Spending the night in the forest, Komar has a dream about her future with Raj, and of course it takes the form of a music video. A pretty bad one, too. Our favorite bit involves Raj spraying Komar with a hose. Then they both frolic in the spray. Hey, who is holding the hose now? At first it was Freudian, now it's just weird and disturbing. But it signifies the fact that they are in love. Raj even asks for Komar's hand in marriage, and Balraj approves.

At this point, an hour and a half in, we still haven't seen the plot rear its head. Balraj takes Raj to the airport to greet his ward Nihal. While Balraj is in the airport bookstore looking over the Mario Puzo novels, Raj spots Nihal, and guess what? Nihal is the man who attacked his sister at the beginning of the movie!

So finally the story's real conflict kicks in. Raj has sworn a blood oath to kill Nihal. Balraj has sworn to protect Nihal. Komar is caught in between, because Raj will very likely have to kill her father to get to Nihal. And Zorawar is still around, anxious to use this situation to exact revenge on Balraj.

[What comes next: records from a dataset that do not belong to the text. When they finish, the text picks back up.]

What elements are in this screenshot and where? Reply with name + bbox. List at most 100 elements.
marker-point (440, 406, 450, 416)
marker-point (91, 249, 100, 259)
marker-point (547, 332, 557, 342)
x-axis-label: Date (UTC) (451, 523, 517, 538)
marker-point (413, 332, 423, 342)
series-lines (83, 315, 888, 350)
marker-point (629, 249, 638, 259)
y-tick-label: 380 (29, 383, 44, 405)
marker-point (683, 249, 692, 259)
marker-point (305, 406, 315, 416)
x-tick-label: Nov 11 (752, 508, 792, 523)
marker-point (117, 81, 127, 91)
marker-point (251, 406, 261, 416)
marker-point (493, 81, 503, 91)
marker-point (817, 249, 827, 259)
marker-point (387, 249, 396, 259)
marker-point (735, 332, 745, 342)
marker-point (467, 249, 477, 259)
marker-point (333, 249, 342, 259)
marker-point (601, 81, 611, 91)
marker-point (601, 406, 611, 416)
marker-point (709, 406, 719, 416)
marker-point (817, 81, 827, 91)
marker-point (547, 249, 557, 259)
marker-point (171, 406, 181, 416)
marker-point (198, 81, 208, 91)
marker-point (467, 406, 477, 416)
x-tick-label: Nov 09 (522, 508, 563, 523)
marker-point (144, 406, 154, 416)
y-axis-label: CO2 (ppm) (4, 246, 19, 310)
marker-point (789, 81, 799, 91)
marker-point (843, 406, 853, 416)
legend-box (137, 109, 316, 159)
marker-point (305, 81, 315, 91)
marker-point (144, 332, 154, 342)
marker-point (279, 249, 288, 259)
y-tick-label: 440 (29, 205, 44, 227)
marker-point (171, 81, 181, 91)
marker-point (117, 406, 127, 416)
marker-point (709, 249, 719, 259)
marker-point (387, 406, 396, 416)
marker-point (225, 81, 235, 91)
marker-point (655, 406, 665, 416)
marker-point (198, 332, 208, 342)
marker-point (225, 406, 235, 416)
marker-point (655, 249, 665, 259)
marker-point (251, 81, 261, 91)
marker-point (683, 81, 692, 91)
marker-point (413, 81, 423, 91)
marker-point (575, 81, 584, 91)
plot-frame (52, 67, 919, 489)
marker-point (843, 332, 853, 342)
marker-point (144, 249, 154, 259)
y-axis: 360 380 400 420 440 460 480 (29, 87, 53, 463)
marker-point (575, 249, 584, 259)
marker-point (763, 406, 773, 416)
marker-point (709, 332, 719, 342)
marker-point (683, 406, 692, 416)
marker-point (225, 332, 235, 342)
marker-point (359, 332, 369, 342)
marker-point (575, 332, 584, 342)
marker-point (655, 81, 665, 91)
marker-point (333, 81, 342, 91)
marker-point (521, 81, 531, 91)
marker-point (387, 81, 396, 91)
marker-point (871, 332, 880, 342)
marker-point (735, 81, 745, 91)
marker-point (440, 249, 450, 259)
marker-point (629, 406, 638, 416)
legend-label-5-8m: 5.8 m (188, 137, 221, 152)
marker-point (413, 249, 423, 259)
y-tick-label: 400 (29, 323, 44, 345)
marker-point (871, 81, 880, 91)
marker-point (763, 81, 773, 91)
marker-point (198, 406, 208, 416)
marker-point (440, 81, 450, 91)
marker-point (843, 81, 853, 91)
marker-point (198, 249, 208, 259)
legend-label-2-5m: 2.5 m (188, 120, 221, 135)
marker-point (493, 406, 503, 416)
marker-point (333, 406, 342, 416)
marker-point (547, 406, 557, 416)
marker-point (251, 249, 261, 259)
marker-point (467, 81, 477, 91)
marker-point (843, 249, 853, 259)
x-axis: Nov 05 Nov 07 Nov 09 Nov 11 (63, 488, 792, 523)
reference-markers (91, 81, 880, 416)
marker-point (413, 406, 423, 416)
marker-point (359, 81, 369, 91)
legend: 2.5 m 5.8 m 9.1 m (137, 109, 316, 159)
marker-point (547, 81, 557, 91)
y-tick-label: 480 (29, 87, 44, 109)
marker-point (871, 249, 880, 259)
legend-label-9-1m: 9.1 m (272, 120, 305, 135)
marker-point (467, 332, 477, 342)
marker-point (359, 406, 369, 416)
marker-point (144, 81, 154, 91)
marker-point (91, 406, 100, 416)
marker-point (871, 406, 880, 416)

This movie is long, long, long. It's an hour and a half before the real plot shows up, and then it's another hour before that plot is resolved, and not much happens in that last hour. There is a musical number where Komar tries to use song and belly dancing to convince Raj to give up his blood oath, but he's unmovable. The climax, when it finally does come, is pretty unbelievable.

As the second Bollywood feature we've seen in as many weeks, we have to ask: are Indian bladders larger than those of Americans? How do these people sit through films of this length -- and our plot synopsis of this film is already longer than our entire reviews of American films -- without a break to pee? Perhaps the musical numbers are more a matter of necessity than anything else; at least it gives you a rhythm to tap your foot to as you try to concentrate on anything but that large Cherry Coke you downed thirty minutes ago. The only recent Western film of comparable length was Titanic, although the amount of water sloshing around at the end of that movie didn't help matters. Perhaps this is the way the citizens of India are training for some secret Olympic event. "Ladies and Gentlemen, the country with the world record for 'holding it' -- India!"

What's that you say? Indian films have intermissions? (Insert Bruce Campbell swagger here) Guess our Indian friends are human after all!

Finally, a word about the title of this film, which qualified it for the Month of Z: The word Zulmi apparently has a double meaning. Zulm means atrocity, and zulmi would generally means somebody who commits atrocities, or perhaps someone who is excessively cruel. On another level, however, a zulmi can be a woman who is so beautiful that her stunning good looks cause pain to men around her. What a wonderful language Hindi is. We wonder if they have a word for the particular pain one feels watching an aimless, overly long rip-off of other, better movies.